As we head into the end of the week, the S&P 500 is close to holding a key support level around 2950 in the face of record GDP decline and unemployment. The global economic toll does not lend itself to a story about an only one-month bear market followed by immediate, rapid recovery as we proceed towards large scale re-openings. You can view the current market levels as positive news—the fiscal stimulus and Federal Reserve intervention is working, and the economy will return to some normalcy in short order. Or another possibility, that this narrow exuberance is overly optimistic and markets will crash back to reality when the stimulus effect dies out.
Indeed, looking deeper into the numbers, five firms continue to dominate the S&P 500 returns. Apple, Google, Microsoft, Facebook and Amazon represent 20% of the market value in the 500 stock S&P index. Looking more broadly at global markets there has been recovery, but not nearly as robust as those top five companies. And we have just completed an earnings cycle which included only the beginning of the virus-related shutdown. Small-caps, international developed markets, emerging markets, value stocks and real estate are well beneath their pre-pandemic highs. Bright spots outside of technology may be commodities such as oil and gold. Oil does not come without its risks, but may benefit from extraordinary cooperation, which includes U.S. producers, to limit supply just as demand is starting to pick up. Low production and increasing consumption could help prices recover rather quickly if production remains voluntarily capped.
Is it time to jump back in to equities? The answer is very likely mixed. There has been little economic good news since March. We still do not have a good handle on when and if we will have an effective vaccine or effective therapeutics, and most important, if we will have a significant second wave later this year. We still do not know how the last 2-3 months will change behavior, both in the short term and the long term. We see increasing signs that globalization is under siege with likely negative effects on global growth and cooperation. The relationship with China is becoming increasingly unstable, partly legitimate and partly political opportunism, but there are not many defenders on either side of the political aisle.
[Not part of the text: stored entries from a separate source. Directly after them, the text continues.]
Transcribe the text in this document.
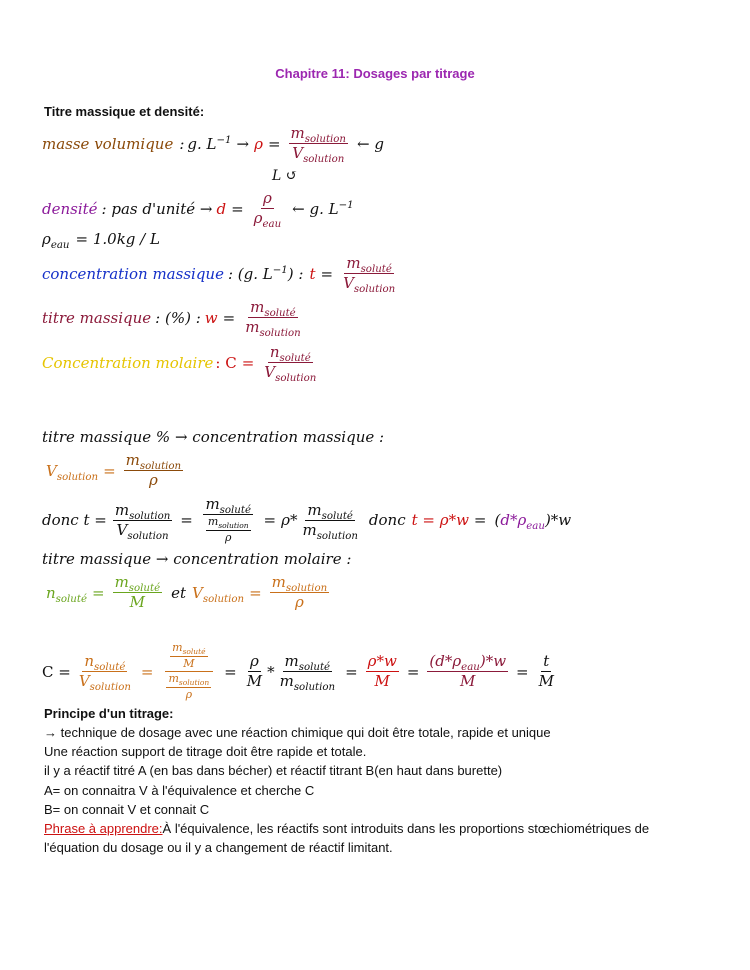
Chapitre 11: Dosages par titrage
Titre massique et densité:
masse volumique : g. $L^{-1} \to \rho = \frac{m_{solution}}{V_{solution}}$ ← g
L ↺
densité : pas d'unité → $d = \frac{\rho}{\rho_{eau}}$ ← g. $L^{-1}$
$\rho_{eau} = 1.0kg / L$
concentration massique : (g. $L^{-1}$) : $t = \frac{m_{soluté}}{V_{solution}}$
titre massique : (%) : $w = \frac{m_{soluté}}{m_{solution}}$
Concentration molaire : $C = \frac{n_{soluté}}{V_{solution}}$
titre massique % → concentration massique :
$V_{solution} = \frac{m_{solution}}{\rho}$
donc $t = \frac{m_{solution}}{V_{solution}} = \frac{m_{soluté}}{\frac{m_{solution}}{\rho}} = \rho* \frac{m_{soluté}}{m_{solution}}$ donc $t = \rho*w = (d*\rho_{eau})*w$
titre massique → concentration molaire :
$n_{soluté} = \frac{m_{soluté}}{M}$ et $V_{solution} = \frac{m_{solution}}{\rho}$
$C = \frac{n_{soluté}}{V_{solution}} = \frac{\frac{m_{soluté}}{M}}{\frac{m_{solution}}{\rho}} = \frac{\rho}{M} * \frac{m_{soluté}}{m_{solution}} = \frac{\rho*w}{M} = \frac{(d*\rho_{eau})*w}{M} = \frac{t}{M}$
Principe d'un titrage:
→ technique de dosage avec une réaction chimique qui doit être totale, rapide et unique
Une réaction support de titrage doit être rapide et totale.
il y a réactif titré A (en bas dans bécher) et réactif titrant B(en haut dans burette)
A= on connaitra V à l'équivalence et cherche C
B= on connait V et connait C
Phrase à apprendre:À l'équivalence, les réactifs sont introduits dans les proportions stœchiométriques de
l'équation du dosage ou il y a changement de réactif limitant.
We have been adding some risk assets to portfolios in a measured way and will continue to do so. We are being patient not to buy the most expensive stocks that have led this interim rally from the bear market, but are looking to take positions in asset classes which we feel will have a much higher probability of better returns from this point. Any hiccup in the economic recovery narrative will send the market tumbling and it is likely the most expensive assets relative to earnings will get hit the hardest—the same ones that are leading the S&P 500 higher. We believe there is a high probability we will see lower stock prices in the near future.
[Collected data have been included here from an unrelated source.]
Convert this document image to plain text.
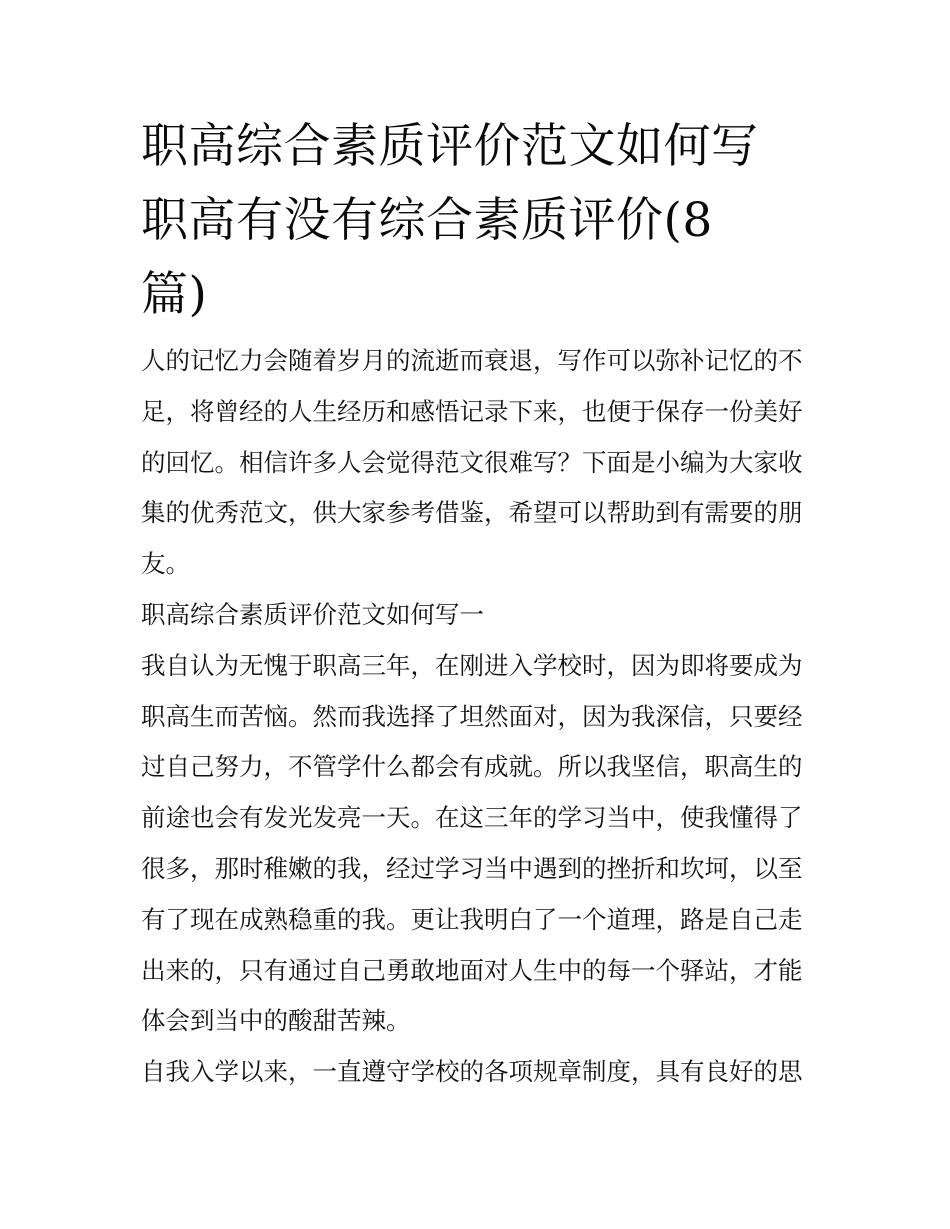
职高综合素质评价范文如何写
职高有没有综合素质评价(8
篇)

人的记忆力会随着岁月的流逝而衰退，写作可以弥补记忆的不
足，将曾经的人生经历和感悟记录下来，也便于保存一份美好
的回忆。相信许多人会觉得范文很难写？下面是小编为大家收
集的优秀范文，供大家参考借鉴，希望可以帮助到有需要的朋
友。

职高综合素质评价范文如何写一

我自认为无愧于职高三年，在刚进入学校时，因为即将要成为
职高生而苦恼。然而我选择了坦然面对，因为我深信，只要经
过自己努力，不管学什么都会有成就。所以我坚信，职高生的
前途也会有发光发亮一天。在这三年的学习当中，使我懂得了
很多，那时稚嫩的我，经过学习当中遇到的挫折和坎坷，以至
有了现在成熟稳重的我。更让我明白了一个道理，路是自己走
出来的，只有通过自己勇敢地面对人生中的每一个驿站，才能
体会到当中的酸甜苦辣。

自我入学以来，一直遵守学校的各项规章制度，具有良好的思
The bond market literally froze in March with prices for investment grade bonds dropping 10% or more before the Federal Reserve stepped in. This was a striking event as it was a larger decline and disruption to the bond markets than in October 2008. With Federal Reserve intervention, it appears the fixed income market has stabilized enough that we are comfortable moving out of higher levels of short-term treasuries yielding less than 0.5% into diversified managed bond funds. This could help provide modest returns on this part of your portfolio.
After analyzing this week’s closing prices as well as the end of the month next week, we will have a clearer idea on what changes outside of the fixed income holdings we will be making.
We wish everyone an enjoyable and safe Memorial Day weekend!